What the wonk who used the notorious expression meant was that he believed that reality could be changed. That all the underlying facts could be changed so it didn't matter if reality didn't back up his view. It's an ambitious, even arrogant view.

Leaving aside the political aspects of the argument, what we see here is that Don Draper is not a member of the reality-based community. He wants to change reality. Over the past three years we have seen that he created a new self. Since then he has had, as Roger tells us in a moment that goes by so quickly we might miss it, a very successful year. He has achieved great things. The people around him, including both Pete and Peggy, are still stuck in the past. They still see their job as catering to whatever the client wants. Don has a different vision.

He remains the prophet. He remains the most important figure and flawed as he is, he is the moral leader.

Other dogs that didn't bark
One thing that has apparently had zero impact on the principals is the Beatles. I don't know if any critics noticed but by November 1964, the British invasion was in full swing and there isn't even the briefest mention of the Beatles in this episode. That should have a lot of people eating crow as one of the favourite predictions of many critics has been that the future would lie with whatever character saw the significance of the Beatles.

I'll be honest, I don't think the Beatles had much significance and, therefore, I think the show called that one correctly.

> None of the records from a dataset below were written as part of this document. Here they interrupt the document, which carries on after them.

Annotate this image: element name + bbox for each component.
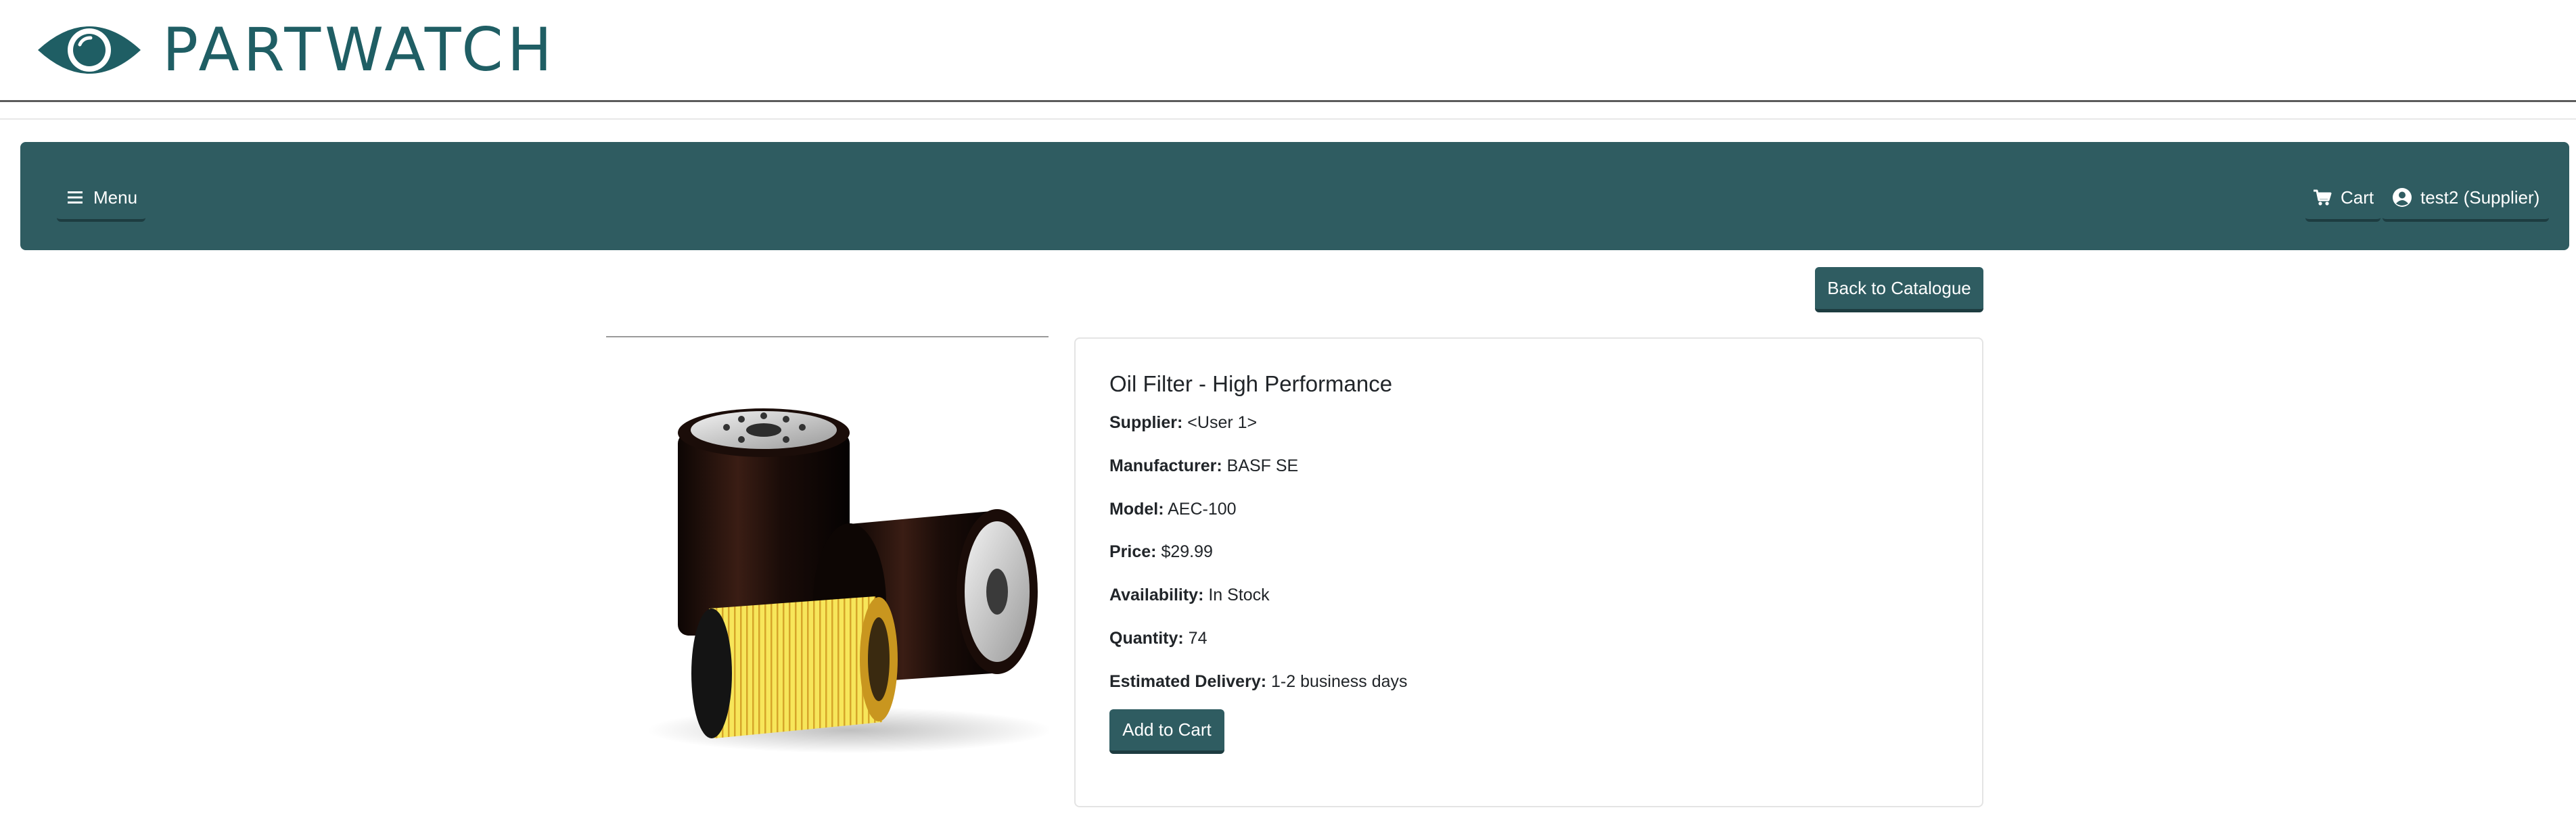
menu-label: Menu	[93, 187, 138, 208]
hamburger-icon	[68, 191, 83, 204]
supplier-row: Supplier: <User 1>	[1109, 413, 1257, 433]
manufacturer-value: BASF SE	[1226, 456, 1299, 475]
eye-icon	[38, 26, 141, 74]
availability-row: Availability: In Stock	[1109, 586, 1270, 605]
field-label: Manufacturer:	[1109, 456, 1222, 475]
main-navbar: Menu Cart test2 (Supplier)	[20, 142, 2569, 250]
field-label: Supplier:	[1109, 413, 1183, 432]
estimated-delivery-row: Estimated Delivery: 1-2 business days	[1109, 672, 1408, 692]
model-row: Model: AEC-100	[1109, 500, 1237, 519]
product-details-card: Oil Filter - High Performance Supplier: …	[1074, 337, 1983, 807]
estimated-delivery-value: 1-2 business days	[1271, 672, 1408, 691]
supplier-value: <User 1>	[1187, 413, 1258, 432]
cart-button[interactable]: Cart	[2305, 176, 2381, 222]
manufacturer-row: Manufacturer: BASF SE	[1109, 456, 1298, 476]
brand-logo[interactable]: PARTWATCH	[35, 14, 556, 87]
field-label: Model:	[1109, 500, 1164, 519]
header-divider-light	[0, 118, 2576, 120]
menu-button[interactable]: Menu	[57, 176, 146, 222]
cart-icon	[2314, 189, 2332, 206]
cart-label: Cart	[2341, 187, 2374, 208]
user-circle-icon	[2393, 188, 2412, 207]
header-divider	[0, 100, 2576, 102]
model-value: AEC-100	[1168, 500, 1237, 519]
price-row: Price: $29.99	[1109, 542, 1213, 562]
price-value: $29.99	[1161, 542, 1213, 561]
user-label: test2 (Supplier)	[2420, 187, 2540, 208]
field-label: Quantity:	[1109, 629, 1184, 648]
user-account-button[interactable]: test2 (Supplier)	[2383, 176, 2550, 222]
image-divider	[606, 336, 1049, 337]
quantity-value: 74	[1188, 629, 1208, 648]
quantity-row: Quantity: 74	[1109, 629, 1207, 648]
product-image	[647, 408, 1049, 753]
product-page: PARTWATCH Menu Cart test2 (Supplier) Bac…	[0, 0, 2576, 833]
brand-name: PARTWATCH	[162, 15, 556, 85]
add-to-cart-button[interactable]: Add to Cart	[1109, 709, 1224, 754]
field-label: Price:	[1109, 542, 1157, 561]
field-label: Estimated Delivery:	[1109, 672, 1267, 691]
availability-value: In Stock	[1208, 586, 1270, 604]
field-label: Availability:	[1109, 586, 1204, 604]
product-title: Oil Filter - High Performance	[1109, 371, 1393, 396]
back-to-catalogue-button[interactable]: Back to Catalogue	[1815, 267, 1983, 312]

What I am hoping is that the show will see the rising power of girls. Michael Oakeshott, not the most sensitive guy in history when it came to writing about women, made one very accurate observation about movements like feminism and that was that the movement comes after the change not before it.

The little bit of significance that the Beatles did reflect was the market power of girls and young women who bought an awful lot of their records. It was those screaming teens who changed the world not the four young men they drowned out with that screaming.

As I predicted last season, style has been sharply reduced. Style is another dog that doesn't bark because it is almost absent. That was not a terribly difficult prediction. The 1960s were a decade that had little style. This is nicely represented this episode by the lack of a boardroom table and by Don's furnished apartment.

The post on the next episode will be here.

1 comment:

  1. I agree with most of what you're saying here but will add an observation of my own. I've been thinking a lot about how people let their pasts define who they are or who they become. I firmly believe that we can rise above our pasts to become better people, I don't think the past has to dictate what we do in the present. Maybe the reason Dick Whitman is taking on less and less importance is because Don Draper was finally forced to acknoledge him by, of all people, Betty. God works in strange ways, and as bad as Betty is, she was inadvertently the instrument of Don Draper's redemption because he can now move forward without spending all that time and energy worrying about whether the only person who really mattered would find out. Her discovering the artifacts and forcing the issue in fact liberated Don much more than Betty because she is still who she was and getting worse. I also agree that his foray into S&M can't be understood except in the context of his past. Whether Draper is at that level of self-awareness that he can understand that yet is unclear, I tend to think he's not but eventually he will be. The truth really does set us free.